(0) Have a look at the readings for this week.  Pay attention especially to the Ralph Grishman paper on information extraction.  The point of this week's exercise is to examine how the form of a news story (it's script or schema) can vary from one culture to the next.  We will examine this variation by thinking about how one might build an information extraction system for a given story type.

(1) Pick a news topic that is pertinent to international news.  Many different topics were listed by Gans and van Dijk in last week's readings.  You might want to use one of them, or you might want to pick one of your own.  For example, this week might be the week to pick a topic about the Olympics: e.g., the skating competition, or the number of medals a country is expected to win, etc.  Now, go to a domestic paper online (e.g., www. nytimes.com) and find a few stories on this topic.  Next, go to a foreign newspaper online an find a few stories on the same topic.  Many foreign newspapers are listed here: directory.google.com/Top/News/Newspapers/Regional/.

(2) Define a schema or script for domestic news stories on the topic of your choice.  You might want to use a more informal means to do this -- like the tree diagram notation employed by van Dijk; or you might want to define an XML DTD; or you might want to use a Lisp expression like those in the Schank et al. readings.    Go through the domestic stories and determine the important elements and attributes of the stories.  What are the main events reproted in these stories?  What are the roles? (E.g., most Olympic stories have winners)  In what order are the events and of the story narrated?

(3) Go back to the stories and mark them up.  Use the script you developed to label different pieces of the stories.  An easy way to do this might simply be to print out a copy of a story, mak it up with some colored pencils, then scan it back in so that we can have a look in class.

(4) Repeat (2) and (3) for the foreign newspaper.

(5) Think about the implied information extraction process: Review the Ralph Grishman paper on information extraction.  You might also look at my lecture on this topic if this is a new area for you: IS202 Lecture Powerpoint  Slides.  Think about the kinds of decisions you had to make in order to mark up the news stories.  Think about each of the six different levels of analysis that Grishman names in his paper on information extraction (shown in Figure 2 of the paper): lexical analysis, name recognition, partial syntactic analysis, scenario matching, coreference analysis, and inference (your "template" is basically your script or schema).  What kinds of decisions did you have to make, at each of these levels, in order to mark up the news stories?  Would any of the steps you made in so doing be difficult to implement in a computer program?  Write your thoughts down and/or take a couple of notes so that we can discuss these issues in class.

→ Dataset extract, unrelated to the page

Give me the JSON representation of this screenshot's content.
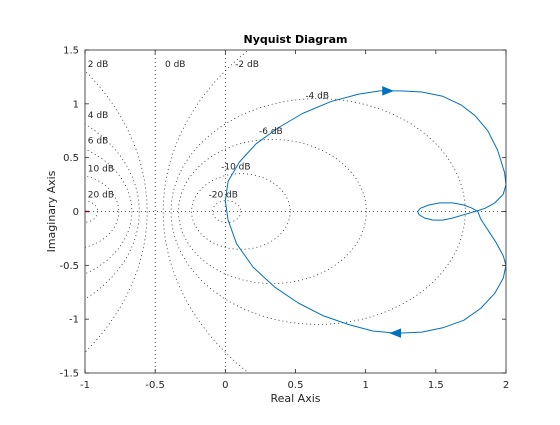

(6) Now comment on the differences you see in the schema you developed for the domestic news stories and the schema you developed for the foreign news stories.  Are there differences?  Maybe the schemas are exactly the same and the difference is simply in the people who are the focus (e.g., the Americans focus on the American Olympic competitors and the Norwegians focus on the Norwegians)?

(7) Upload your two schemas, your news stories analyzed, and you comments on how the news schema changes from one culture to the next.

Extra resources concerning LIsp and the Schank et al. work can be found on the course's resources page.